New Delhi: The cash-strapped Ratnagiri Gas and Power Pvt. Ltd (RGPPL) plans to call for bids by the end of October to lease out a part of its liquefied natural gas (LNG) terminal capacity.
It is looking to earn around Rs150 crore in the year ending March 2011 from this.
The firm had earlier called an expression interest, or EoI, which saw response from public sector firms such as Indian Oil Corp. (IOC), NTPC Ltd, GAIL (India) Ltd and private sector firms such as Mukesh Ambani-controlled Reliance Industries Ltd and Anil Ambani’s Reliance-Anil Dhirubhai Ambani Group (R-Adag).
Power play: The Dabhol power station. The bids being called for are for the use of 1 mt of the terminal’s capacity between next month and May. Photograph: AFP.
GAIL and NTPC are the largest shareholders in RGPPL with a 28.33% stake each. The rest is held by the Maharashtra State Electricity Board and several banks.
“We had earlier seen a very encouraging response with eight companies evincing interest. We will now float the request for qualification for tolling (fees to use the terminal) for 1 million tonnes (mt), which will be an open tender,” said a senior RGPPL executive who did not wish to be identified.
The bids being called for are for the use of 1 mt of the terminal’s capacity between next month and May.
The subsequent year, RGPPL plans to offer 1.5 mt more of capacity, and earn an additional Rs225 crore. The terminal can be optimally used only between October and May because there is no breakwater that protects ships from choppy seas during the monsoon months.
The terminal has caught the private sector’s fancy because companies need to ensure LNG supplies for gas-fired power projects. India has only two LNG regasification terminals. Both are located in Gujarat; one is owned by Petronet LNG Ltd (capacity of 6.5 mt per annum, or mtpa) and the other by Shell India Pvt. Ltd (2.5 mtpa).

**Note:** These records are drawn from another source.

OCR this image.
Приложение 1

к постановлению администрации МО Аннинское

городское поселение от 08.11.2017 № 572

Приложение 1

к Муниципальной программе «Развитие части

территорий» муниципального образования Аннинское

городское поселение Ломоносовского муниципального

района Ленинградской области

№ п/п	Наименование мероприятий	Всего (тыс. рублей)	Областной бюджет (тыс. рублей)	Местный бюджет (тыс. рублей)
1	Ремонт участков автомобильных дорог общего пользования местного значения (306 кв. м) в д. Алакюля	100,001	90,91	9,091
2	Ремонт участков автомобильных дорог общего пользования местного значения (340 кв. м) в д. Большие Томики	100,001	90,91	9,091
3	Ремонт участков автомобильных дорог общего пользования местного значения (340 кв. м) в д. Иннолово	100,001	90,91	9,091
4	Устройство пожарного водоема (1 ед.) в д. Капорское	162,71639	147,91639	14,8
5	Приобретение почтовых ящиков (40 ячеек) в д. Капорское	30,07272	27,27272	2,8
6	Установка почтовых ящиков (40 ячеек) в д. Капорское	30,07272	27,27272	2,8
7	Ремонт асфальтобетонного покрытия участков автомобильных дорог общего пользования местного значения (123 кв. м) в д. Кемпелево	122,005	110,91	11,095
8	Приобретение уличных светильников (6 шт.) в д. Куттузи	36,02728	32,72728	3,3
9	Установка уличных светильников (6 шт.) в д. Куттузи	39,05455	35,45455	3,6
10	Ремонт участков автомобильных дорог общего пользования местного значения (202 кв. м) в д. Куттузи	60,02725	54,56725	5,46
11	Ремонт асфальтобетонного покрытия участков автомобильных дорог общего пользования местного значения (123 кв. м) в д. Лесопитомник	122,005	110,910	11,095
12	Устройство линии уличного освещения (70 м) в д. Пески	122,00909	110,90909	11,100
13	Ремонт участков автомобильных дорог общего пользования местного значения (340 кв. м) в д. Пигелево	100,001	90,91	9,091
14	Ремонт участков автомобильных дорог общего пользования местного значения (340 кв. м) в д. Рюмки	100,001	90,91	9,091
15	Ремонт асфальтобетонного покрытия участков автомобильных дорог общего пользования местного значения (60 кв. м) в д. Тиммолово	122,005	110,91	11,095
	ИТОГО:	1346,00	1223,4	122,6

The Ratnagiri LNG terminal is part of an integrated power project at RGPPL that has an installed capacity of 2,150MW, but has been scaled down to 1,950MW.
The project is fuelled by natural gas, typically transported by ships in liquid form. The terminal has a capacity of 5 mtpa. While 2.1 mtpa will be required for the power project, the remaining capacity can be rented out.
While questions emailed to an external spokesperson for RIL and an R-Adag spokesperson remained unanswered, a senior NTPC executive who did not want to be identified said his company was interested in the terminal for shipping in gas for its own projects.
A senior IOC executive who too did not want to be identified confirmed his firm’s interest in the terminal, but for other customers.
Analysts say leasing spare capacity at the terminal is a good way for RGPPL to ensure a stable revenue stream because of the significant demand for natural gas in India.
RGPPL, earlier known as Dabhol Power Co., was conceived in the 1990s and was originally promoted by Enron Corp. The cost of building the project was estimated to be Rs10,038 crore at the time of asset transfer to the government in mid-2005. It has since risen by Rs2,594 crore to Rs12,897 crore.
“Companies are getting attracted to this terminal as the short-term price of LNG is competitive. Even the location of the terminal is advantageous,” said a partner at a consulting firm, who did not want to be identified because his firm is working with one of the potential bidders.
The total supply of natural gas in the country is around 135 million standard cu. m per day, or mscmd, against a demand of 200 mscmd. Of this, LNG accounts for around 21 mscmd. Gas supplies through long-term contracts are not available because global demand exceeds supply. Gas producers typically get a better price in the spot markets than through long-term contracts.